Para hombres como Agustín Puente, el pueblo de Ribadelago dejó de existir en la práctica el 9 de enero de 1959. Muchas personas sobrevivieron a la rotura de la presa de Vega de Tera que mató a 144 vecinos aquella noche, pero «todo se destruyó» con la catástrofe. Y no solo desde el plano físico: «La armonía se acabó. Los que quedamos nos vimos marcados y se terminó el roce porque todos nos separamos. Yo llevo 61 años en Bilbao», explica este sanabrés que, aunque es un vasco de acogida, se resiste a perder la raíz. Olvidar no puede.

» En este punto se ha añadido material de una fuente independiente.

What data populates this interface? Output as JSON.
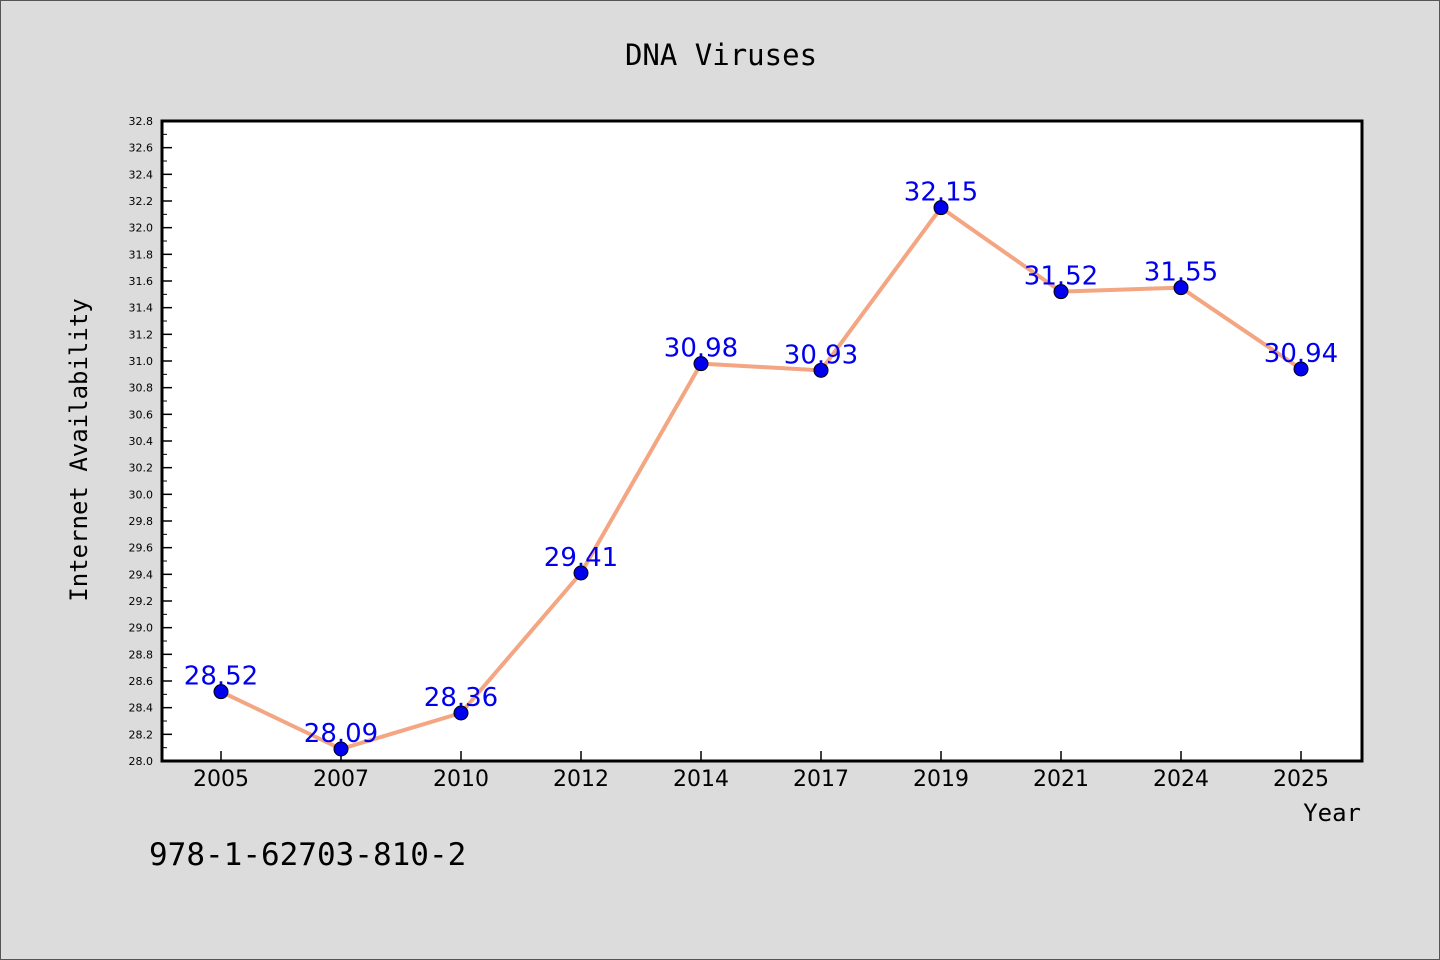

Agustín, que pasa ya de los 70 años, pronuncia estas palabras desde un lugar que anheló durante años: el Museo de la Memoria de Ribadelago, el espacio donde, desde el 14 de agosto, se recuerda y se homenajea a las víctimas de la tragedia acaecida en un pueblo que pagó con la vida de muchos de sus vecinos la negligencia o la mala fe de quienes mandaron construir la presa. Ahora, el nuevo recinto, demandado hasta la extenuación, sirve como punto de encuentro para quienes vivieron para contarlo y como evidencia de lo que ocurrió: para que las siguientes generaciones lo sepan.

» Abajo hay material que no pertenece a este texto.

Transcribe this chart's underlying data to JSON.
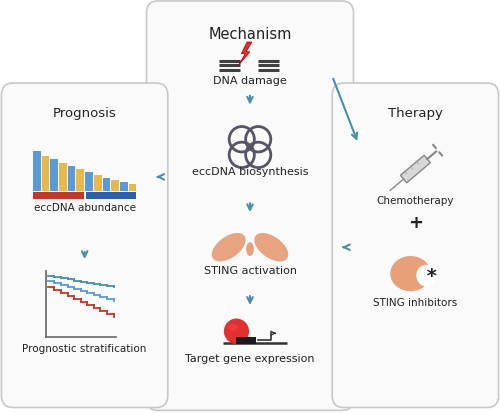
{
  "title_mechanism": "Mechanism",
  "title_prognosis": "Prognosis",
  "title_therapy": "Therapy",
  "label_dna_damage": "DNA damage",
  "label_eccDNA_biosynthesis": "eccDNA biosynthesis",
  "label_sting_activation": "STING activation",
  "label_target_gene": "Target gene expression",
  "label_eccDNA_abundance": "eccDNA abundance",
  "label_prognostic": "Prognostic stratification",
  "label_chemotherapy": "Chemotherapy",
  "label_sting_inhibitors": "STING inhibitors",
  "label_plus": "+",
  "bg_color": "#ffffff",
  "arrow_color": "#4a8fa8",
  "salmon_color": "#e8a07a",
  "red_color": "#e03030",
  "bar_blue": "#5b9bd5",
  "bar_yellow": "#e8b84b",
  "bar_red": "#c0392b",
  "bar_navy": "#2e5fa8",
  "lightning_color": "#e03030",
  "dna_line_color": "#404040",
  "circle_color": "#555566",
  "box_face": "#fafafa",
  "box_edge": "#c8c8c8"
}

Por eso, a pesar del dolor que nunca les abandona, «hoy es un día de alegría» para los supervivientes. Agustín preside ahora la Asociación Hijos de Ribadelago y habla con conocimiento de causa: «Yo tenía siete años cuando esto ocurrió, pero no me he olvidado de nada de aquella noche. Mis padres y yo nos quedamos en el balcón de la casa y la parte de atrás se fue. Me quedé a hombros de mi madre mientras a ella le llegaba el agua al pecho. Lo pasamos mal», rememora el sanabrés.
Tampoco olvida lo que vino luego. Agustín nunca se había separado de sus padres, pero al día siguiente del trauma fue trasladado durante seis meses al hospicio, en el edificio donde ahora se encuentra el Parador de Zamora. «Fue tremendo», señala el superviviente, que tuvo la suerte de poder reunirse después con todo su núcleo familiar al completo. Ninguno de sus siete hermanos falleció en la tragedia. Todos pudieron reconstruir su vida a través del mayor de la prole, que emigró a Bilbao y arrastró al resto.
Desde allí, Agustín siguió adelante con su vida sin perder el contacto. Y al decirlo rodeado de todas las imágenes de la noche que se atravesó en su vida, este hombre de Ribadelago se emociona: «Le tengo muchísimo cariño al pueblo, a mi niñez. Es duro, pero es así», indica el presidente de un colectivo que aspira a mantener la unidad entre las gentes de aquella localidad arrasada. Todo, en la medida de lo posible: «Fomentamos que el espíritu siga adelante», zanja el sanabrés.
La hija de Domingo
Las palabras que lanza Agustín Puente resuenan en la parte de arriba del museo, donde este hombre señala a algunos de los habitantes de Ribadelago de la época que reconoce en las imágenes. Abajo, en uno de los paneles destacados de la sala, Manuela Rodríguez apunta con el dedo hacia otra de las fotografías: «Ese es mi padre», señala esta mujer, otra de las que vivió para contarlo y que ha querido estar en el primer día del museo.
El padre de Manuela se llamaba Domingo y trató de ayudar, como otros muchos, a que la pérdida de vidas humanas fuese la menor posible: «Vivíamos al lado del campanario y por ahí es donde se salvó la gente», subraya esta mujer cuya historia es común a muchos de sus paisanos. La tragedia empujó a su familia lejos, aunque como en el caso de los Puente también pudieran esquivar la muerte. Primero fue Santa Colomba, luego Madrid.
Manuela, que tenía 10 años el día de la catástrofe, ha pasado el grueso de su existencia en la capital de España, pero tampoco ha querido borrar de su memoria todo lo que ocurrió en su pueblo hace 65 años. Ni eso ni lo que se dijo después: «Hubo muchas mentiras, aquí no llego nada», advierte la sanabresa mientras se dispone a seguir viendo unas imágenes que, en realidad, siempre ha llevado consigo.